Brokers must be ready to battle to regain former clients
Mortgage rates have been a bit of a rollercoaster so far in 2026, and most mortgage brokers want off of that ride, sooner rather than later.
After rates dived into the high-5s early in the year, they have since rebounded into the mid-6s. With the 10-year Treasury rate down for the second day in a row, most expect rates to progress downward as the week continues.
The fluctuation has created a bit of concern in the market, which seemed poised for a very strong spring buying season. In addition, rates were getting to the point where more current homeowners would start considering refinancing existing mortgage loans to tap into built-up equity.
While some of those refinances may have moved to the back burner with the recent rate increase, many people in the mortgage industry still expect rates to resume their downward trajectory in the second half of 2026, which could open the door for brokers to get loan recaptures.
One mortgage executive is also hopeful that the second half of the year will allow for a burst of refinances, and he cautions brokers to be ready to move when that time comes.
Desmond P. Smith (pictured top), EVP and chief growth officer of UWM, said the key is to make sure that brokers are on the minds of their former customers to help with the recapture efforts.
“I think we’ll get rates to come down at some point,” Smith told Mortgage Professional America. “We want to make sure that brokers are front of mind for their past clients when it comes time to refinance. That is probably one of the top things that I have on my mind.”
Connecting with former customers
Smith notes that many brokers are already really good at remaining connected to former customers, which gives them a leg up on the competition when it’s time for that customer to purchase a new home or refinance their current one.
“How do we help brokers stay front of mind with their past clients?” Smith said. “Some do an unbelievable job. They got their once-a-quarter reach-outs, the birthdays, and the anniversaries. I think rates in the second half of this year are going to come down. That's going to be a huge opportunity for our industry. I mean, there are trillions of dollars of mortgages with rates north of 6.5%.”
Obviously, brokers aren’t going to be the only ones after these customers.
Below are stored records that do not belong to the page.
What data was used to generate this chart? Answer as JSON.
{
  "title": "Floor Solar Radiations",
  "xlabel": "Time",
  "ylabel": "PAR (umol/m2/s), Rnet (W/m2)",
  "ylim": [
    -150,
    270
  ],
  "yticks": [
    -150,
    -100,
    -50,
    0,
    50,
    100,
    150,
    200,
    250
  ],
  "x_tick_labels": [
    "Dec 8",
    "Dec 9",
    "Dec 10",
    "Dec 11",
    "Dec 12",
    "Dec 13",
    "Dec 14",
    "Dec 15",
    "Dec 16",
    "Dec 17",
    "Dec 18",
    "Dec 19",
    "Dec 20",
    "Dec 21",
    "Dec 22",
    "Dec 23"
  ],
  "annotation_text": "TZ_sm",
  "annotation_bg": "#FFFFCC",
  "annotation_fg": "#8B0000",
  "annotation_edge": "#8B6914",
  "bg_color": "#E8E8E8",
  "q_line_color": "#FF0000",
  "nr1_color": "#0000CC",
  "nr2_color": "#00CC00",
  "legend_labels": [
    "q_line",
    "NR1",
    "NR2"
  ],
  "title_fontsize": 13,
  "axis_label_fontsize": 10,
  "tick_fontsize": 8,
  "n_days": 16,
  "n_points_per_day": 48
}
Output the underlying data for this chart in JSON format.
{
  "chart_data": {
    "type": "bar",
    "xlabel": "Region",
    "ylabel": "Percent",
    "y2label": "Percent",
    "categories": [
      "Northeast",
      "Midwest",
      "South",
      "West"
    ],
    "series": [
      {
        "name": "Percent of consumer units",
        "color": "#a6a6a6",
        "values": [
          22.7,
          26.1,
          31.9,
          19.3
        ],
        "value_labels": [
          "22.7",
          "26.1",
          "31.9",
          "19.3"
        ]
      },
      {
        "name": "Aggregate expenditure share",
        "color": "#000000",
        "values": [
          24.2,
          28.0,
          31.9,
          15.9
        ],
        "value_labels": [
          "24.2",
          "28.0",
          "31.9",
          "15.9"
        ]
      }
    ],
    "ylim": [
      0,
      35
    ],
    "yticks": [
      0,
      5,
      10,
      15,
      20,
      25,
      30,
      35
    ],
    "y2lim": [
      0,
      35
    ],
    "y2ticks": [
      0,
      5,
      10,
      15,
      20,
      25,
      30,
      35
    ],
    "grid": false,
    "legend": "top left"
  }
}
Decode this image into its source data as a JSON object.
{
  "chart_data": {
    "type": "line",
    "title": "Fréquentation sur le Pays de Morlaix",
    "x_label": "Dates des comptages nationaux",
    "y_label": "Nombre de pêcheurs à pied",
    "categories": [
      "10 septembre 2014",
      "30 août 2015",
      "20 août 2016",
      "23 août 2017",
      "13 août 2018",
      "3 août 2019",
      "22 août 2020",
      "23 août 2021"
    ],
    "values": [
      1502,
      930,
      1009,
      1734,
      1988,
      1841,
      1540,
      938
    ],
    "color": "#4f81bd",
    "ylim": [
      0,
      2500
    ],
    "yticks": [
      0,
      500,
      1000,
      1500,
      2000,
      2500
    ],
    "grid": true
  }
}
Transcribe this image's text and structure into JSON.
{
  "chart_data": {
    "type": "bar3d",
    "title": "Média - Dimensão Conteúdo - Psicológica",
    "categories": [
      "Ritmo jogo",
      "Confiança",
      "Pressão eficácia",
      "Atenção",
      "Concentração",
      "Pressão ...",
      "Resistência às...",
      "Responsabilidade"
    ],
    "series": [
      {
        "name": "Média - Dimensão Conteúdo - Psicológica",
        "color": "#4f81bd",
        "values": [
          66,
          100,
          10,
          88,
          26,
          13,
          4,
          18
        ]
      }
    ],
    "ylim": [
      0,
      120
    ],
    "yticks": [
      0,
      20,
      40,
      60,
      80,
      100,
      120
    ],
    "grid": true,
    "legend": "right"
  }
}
Servicers are much better prepared to refinance customers than they were during the last major refinancing wave in 2020 and 2021. Retail banks, which are looking to get a bigger foothold in mortgage lending thanks to new proposed rules, are also going to be looking to scoop up loans.
That’s why the top focus for Smith and UWM is to make sure brokers are ready to be on the offensive when rates drop, rather than reacting to what happens. Part of that starts with worrying about the things that can be controlled.
“I want to make sure that brokers get not just their fair share, but more than their fair share,” he said. “I think about controlling your controllable. I try not to worry about things we can't control, like interest rates and housing inventory. I tell people to stay focused on what we can, which is that people are buying homes each and every single day.
“People are refinancing each and every day, cash-out refinances for different reasons. I think as much as we look forward and say, ‘Hey, hopefully rates are coming down,’ it doesn't mean that there's not a great opportunity right now that we want to make sure we're staying focused on.”
Positivity on the broker side
As UWM prepares for its annual event, UWM Live, coming May 13-14 on the company’s Pontiac, Michigan campus, Smith said the momentum for independent brokers has never been greater.
“We’ve got some really fantastic speakers for UWM Live,” he said. “We have four or five people who are LOs, who are brokers themselves, and we're going to be sharing their success stories and how they became successful. I think there's just so much positivity on the broker side.”
Once making up just a single-digit percentage of the mortgage market, brokers are closing in on 30% of the market. Smith wants to see that total surpass the 50% mark, which would make brokers the majority in the space.
“Brokers are nearly 30% market share,” Smith said. “That's great, but we're like, ‘No, we should be 50.1%.’ We want to keep pushing and keep telling that story. It’s a better experience. It's cheaper, and it truly is, a win-win for an LO, for a broker shop, for a realtor, a builder, and the end consumer. It’s a win all the way around.”